With this level of knowledge, banks can price for risk instead of offering a one-size-fits-all borrowing interest rate, with low-risk borrowers paying lower rates than high-risk borrowers.
Banks that use this technology have reported a decrease of 80 percent in credit turn-around time and a 50 percent reduction in expenditures. Reduced processing costs are a positive addition to profitability for banks that are absorbing higher loan impairment charges elsewhere.
With a new level of insight into concentration and exposure, as well as the capacity to slice and dice data, such precise data allows banks to manage their whole credit portfolio in a more sophisticated way, offering up new opportunities for the banking industry to attract more respectable borrowers.
Increased lending is what shareholders and the economy need from banks to restore their earnings and rebuild our post-Covid economies.

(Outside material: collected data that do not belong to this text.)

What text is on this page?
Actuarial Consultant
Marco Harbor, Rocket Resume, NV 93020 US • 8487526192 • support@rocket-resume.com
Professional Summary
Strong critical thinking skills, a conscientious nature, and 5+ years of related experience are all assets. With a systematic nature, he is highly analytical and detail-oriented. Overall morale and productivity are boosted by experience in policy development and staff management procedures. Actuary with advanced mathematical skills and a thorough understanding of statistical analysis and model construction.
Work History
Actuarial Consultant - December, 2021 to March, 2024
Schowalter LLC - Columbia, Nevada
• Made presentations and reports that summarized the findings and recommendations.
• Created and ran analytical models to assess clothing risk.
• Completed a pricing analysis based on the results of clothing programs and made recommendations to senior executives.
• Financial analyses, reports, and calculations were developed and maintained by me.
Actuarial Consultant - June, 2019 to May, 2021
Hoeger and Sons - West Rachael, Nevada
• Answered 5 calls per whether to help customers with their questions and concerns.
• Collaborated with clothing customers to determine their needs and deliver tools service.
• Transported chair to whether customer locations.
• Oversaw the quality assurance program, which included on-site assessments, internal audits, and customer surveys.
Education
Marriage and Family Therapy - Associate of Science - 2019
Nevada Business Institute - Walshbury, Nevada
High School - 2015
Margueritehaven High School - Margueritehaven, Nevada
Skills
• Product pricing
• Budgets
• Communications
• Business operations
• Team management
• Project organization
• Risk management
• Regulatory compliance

While recent trends indicate that many banks have grown their holdings of government assets as a means of reducing risk and achieving profits, such securities often have tighter margins than private sector lending.
More importantly, government investment, whether recurrent or capital, cannot deliver GDP growth and regrowth while the private sector is unable to borrow.
As a result, our path to recovery must include private sector finance, as well as enhanced lending through automation that will safely, securely, and economically take us there.